On Quds (Jerusalem) Day, May 7, Iranian Supreme Leader Ayatollah Khamenei said Israel was a terrorist state. Iran’s IRGC head Hossein Salami also slammed the Jewish state and predicted that it could suffer a tactical defeat or be blockaded at sea. Hamas and Hezbollah made similar statements. Hamas warned Israel that it would respond to Jerusalem clashes and on May 10, to coincide with Israel’s Jerusalem Day marches, fired rockets at Jerusalem.
Israel, with Lapid and Naftali Bennett seeking to form a coalition to replace Netanyahu, began airstrikes on Gaza. By May 12, Bennett had ended discussions on a new government. Riots across Israel in Arab and mixed towns created a crisis. Border Police were rushed to Lod. Attacks and lynchings began on both sides from Bat Yam to Umm al-Fahm, Rahat, Jaffa and other places. There had been clashes in Jaffa since April 20.
Now things took a turn for the worse. Israel called up almost 10,000 reservists, and sent Golani and 7th Armored soldiers to the border of Gaza. It rushed support to the West Bank where shooting attacks and clashes grew. The attacks had begun with Palestinian terror cells targeting the Tapuah junction in early May. Another shooting attack took place on May 7, near a post at Salem in the West Bank. Israel said the shooters were planning a worse attack. 

WHEN ISRAEL retaliated on May 10, Hamas put into action a plan to use thousands of rockets to pound Ashkelon, Ashdod and Tel Aviv, as well as Israeli airports and population centers. It used drones and planned to use unmanned submarines. It sent anti-tank guided missile (ATGM) teams to the border to strike at Israeli vehicles. This was a sophisticated, planned operation, in which up to 140 Hamas rockets would be fired at once in massive barrages.
Hamas had perfected this over the years with various rocket attacks at sea, practicing for this scenario. It also showed off new long-range rockets with a range of up to 250 km., targeting Eilat and perhaps Dimona as well. It knew that a Syrian S-200 had been fired that triggered alerts near Dimona on April 22. 
With Iranian support, there were attacks in the North as well. On May 13, rockets were fired into the sea from Lebanon and protesters laid siege to Israel's border with its northern neighbor on May 18. It may have come from Iraq. Rockets fired on May 19 even flew near Kiryat Yam, near Haifa. This was a serious incident. It followed the April 27 downing of a Hezbollah drone.  
Now Hamas and Fatah activists are battling over Al-Aqsa, as clashes showed on May 23, and Hamas is saying that its war has harmed the Abraham Accords.  

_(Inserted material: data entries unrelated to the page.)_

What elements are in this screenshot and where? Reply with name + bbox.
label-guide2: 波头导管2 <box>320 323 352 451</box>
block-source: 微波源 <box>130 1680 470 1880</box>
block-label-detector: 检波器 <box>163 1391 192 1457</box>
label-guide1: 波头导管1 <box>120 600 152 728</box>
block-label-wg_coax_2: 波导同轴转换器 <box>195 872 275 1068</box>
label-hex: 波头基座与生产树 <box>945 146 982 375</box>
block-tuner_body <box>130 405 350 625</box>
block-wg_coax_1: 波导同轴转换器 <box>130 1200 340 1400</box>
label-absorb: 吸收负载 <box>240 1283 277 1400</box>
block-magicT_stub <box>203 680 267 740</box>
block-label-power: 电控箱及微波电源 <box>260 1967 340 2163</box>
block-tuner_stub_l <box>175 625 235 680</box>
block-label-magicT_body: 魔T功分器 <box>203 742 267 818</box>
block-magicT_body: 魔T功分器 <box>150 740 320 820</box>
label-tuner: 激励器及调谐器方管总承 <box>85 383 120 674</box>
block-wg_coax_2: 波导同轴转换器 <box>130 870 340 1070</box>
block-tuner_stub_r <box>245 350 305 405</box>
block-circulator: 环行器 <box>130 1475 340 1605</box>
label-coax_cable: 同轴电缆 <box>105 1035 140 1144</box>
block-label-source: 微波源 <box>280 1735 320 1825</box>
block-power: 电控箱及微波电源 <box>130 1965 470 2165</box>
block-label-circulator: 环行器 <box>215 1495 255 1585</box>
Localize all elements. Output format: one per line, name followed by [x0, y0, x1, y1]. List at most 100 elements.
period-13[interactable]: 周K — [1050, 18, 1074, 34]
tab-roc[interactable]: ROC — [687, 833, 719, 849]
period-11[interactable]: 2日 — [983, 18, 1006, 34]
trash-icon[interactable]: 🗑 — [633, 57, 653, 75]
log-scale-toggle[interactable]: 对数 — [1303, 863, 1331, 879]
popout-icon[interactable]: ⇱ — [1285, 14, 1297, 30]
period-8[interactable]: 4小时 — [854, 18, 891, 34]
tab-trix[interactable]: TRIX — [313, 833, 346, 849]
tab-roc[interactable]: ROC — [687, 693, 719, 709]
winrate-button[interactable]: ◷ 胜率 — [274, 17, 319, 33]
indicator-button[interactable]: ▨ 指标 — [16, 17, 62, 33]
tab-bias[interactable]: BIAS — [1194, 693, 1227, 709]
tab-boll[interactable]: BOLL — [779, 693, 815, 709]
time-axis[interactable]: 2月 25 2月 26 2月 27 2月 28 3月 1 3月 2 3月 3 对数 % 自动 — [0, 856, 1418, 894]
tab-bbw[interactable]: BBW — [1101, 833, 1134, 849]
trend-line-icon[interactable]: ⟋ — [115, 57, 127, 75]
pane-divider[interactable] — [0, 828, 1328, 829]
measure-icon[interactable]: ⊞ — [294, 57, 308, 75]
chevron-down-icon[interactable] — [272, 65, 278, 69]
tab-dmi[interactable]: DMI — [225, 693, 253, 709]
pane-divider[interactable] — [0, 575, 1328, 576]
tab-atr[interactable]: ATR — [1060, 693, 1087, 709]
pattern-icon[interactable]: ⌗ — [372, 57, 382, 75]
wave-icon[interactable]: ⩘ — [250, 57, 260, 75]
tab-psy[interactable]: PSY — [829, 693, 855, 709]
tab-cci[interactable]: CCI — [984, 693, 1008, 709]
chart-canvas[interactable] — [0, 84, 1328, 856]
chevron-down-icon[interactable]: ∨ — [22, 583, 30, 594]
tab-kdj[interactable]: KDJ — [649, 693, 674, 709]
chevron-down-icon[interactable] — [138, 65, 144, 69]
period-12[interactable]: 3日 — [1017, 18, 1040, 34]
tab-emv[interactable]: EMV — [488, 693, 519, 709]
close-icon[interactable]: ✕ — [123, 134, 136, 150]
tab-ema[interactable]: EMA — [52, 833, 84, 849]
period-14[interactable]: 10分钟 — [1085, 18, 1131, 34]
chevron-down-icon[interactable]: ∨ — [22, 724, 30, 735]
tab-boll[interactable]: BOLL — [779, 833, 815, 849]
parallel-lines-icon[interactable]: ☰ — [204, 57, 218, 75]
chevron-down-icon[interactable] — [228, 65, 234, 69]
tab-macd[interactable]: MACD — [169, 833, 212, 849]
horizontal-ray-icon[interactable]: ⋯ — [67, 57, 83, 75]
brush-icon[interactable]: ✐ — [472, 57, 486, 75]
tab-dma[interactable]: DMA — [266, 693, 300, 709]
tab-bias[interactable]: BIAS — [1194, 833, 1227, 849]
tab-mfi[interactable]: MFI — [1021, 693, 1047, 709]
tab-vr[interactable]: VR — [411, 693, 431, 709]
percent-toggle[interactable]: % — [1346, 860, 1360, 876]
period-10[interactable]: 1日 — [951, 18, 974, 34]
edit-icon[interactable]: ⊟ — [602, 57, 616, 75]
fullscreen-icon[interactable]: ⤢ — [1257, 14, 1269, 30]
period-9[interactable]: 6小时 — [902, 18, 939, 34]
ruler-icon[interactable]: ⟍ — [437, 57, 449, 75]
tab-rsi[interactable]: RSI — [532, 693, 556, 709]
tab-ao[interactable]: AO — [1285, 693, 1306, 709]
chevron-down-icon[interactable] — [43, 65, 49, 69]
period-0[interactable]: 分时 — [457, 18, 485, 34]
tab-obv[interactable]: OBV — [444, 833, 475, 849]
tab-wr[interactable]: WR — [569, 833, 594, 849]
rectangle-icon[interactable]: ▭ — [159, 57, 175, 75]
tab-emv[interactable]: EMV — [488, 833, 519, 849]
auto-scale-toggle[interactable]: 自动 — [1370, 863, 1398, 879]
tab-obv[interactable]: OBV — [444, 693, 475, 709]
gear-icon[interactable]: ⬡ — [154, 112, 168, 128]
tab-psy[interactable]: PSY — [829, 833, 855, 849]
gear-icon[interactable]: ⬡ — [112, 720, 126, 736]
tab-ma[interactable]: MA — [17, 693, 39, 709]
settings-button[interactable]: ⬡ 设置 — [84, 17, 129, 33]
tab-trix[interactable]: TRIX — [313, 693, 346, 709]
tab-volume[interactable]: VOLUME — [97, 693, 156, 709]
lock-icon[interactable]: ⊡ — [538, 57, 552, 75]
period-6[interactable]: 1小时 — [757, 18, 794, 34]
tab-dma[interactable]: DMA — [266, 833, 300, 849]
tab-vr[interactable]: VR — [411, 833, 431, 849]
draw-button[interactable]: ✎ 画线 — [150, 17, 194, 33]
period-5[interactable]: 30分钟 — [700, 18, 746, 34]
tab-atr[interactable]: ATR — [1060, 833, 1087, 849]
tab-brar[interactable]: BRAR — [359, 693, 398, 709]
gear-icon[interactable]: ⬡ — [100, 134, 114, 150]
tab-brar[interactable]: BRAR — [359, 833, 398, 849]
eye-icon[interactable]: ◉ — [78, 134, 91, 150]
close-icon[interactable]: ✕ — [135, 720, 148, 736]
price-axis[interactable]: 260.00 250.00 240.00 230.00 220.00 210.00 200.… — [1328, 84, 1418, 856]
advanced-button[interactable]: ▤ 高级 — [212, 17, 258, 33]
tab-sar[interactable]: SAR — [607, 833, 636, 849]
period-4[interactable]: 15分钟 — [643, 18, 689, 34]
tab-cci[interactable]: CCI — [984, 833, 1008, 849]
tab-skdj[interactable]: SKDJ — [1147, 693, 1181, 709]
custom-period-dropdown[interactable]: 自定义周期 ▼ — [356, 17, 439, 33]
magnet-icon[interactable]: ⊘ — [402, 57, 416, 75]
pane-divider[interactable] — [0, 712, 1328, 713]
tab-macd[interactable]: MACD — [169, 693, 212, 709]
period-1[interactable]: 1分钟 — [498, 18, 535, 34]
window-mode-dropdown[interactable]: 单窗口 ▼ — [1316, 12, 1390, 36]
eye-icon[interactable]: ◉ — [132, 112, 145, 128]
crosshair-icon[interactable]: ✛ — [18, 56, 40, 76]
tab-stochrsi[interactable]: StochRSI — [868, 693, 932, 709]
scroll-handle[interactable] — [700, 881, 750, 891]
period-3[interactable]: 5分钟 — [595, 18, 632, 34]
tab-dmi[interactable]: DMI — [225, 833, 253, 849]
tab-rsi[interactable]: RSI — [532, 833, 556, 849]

It’s not clear whether Hamas knew its plans would work or the degree to which Iran advised Hamas on this strategy. It is also not clear if the benefit to Hamas and Iran was merely a lucky turn of events for them and that timing dictated the need to go to war but the results were far from certain. Clearly, Hamas didn’t have much to lose.
Israel, on the other hand, has much to lose and it had diminishing returns from its years of sunk costs in Gaza. Iran and Hezbollah wanted to test Israel’s defenses. It increasingly appears Israel walked into a trap in Gaza. It was a trap partially of Israel’s own making due to not having a new government and having strategic planning concentrated in Netanyahu’s office without checks and balances and broader security cabinet discussion.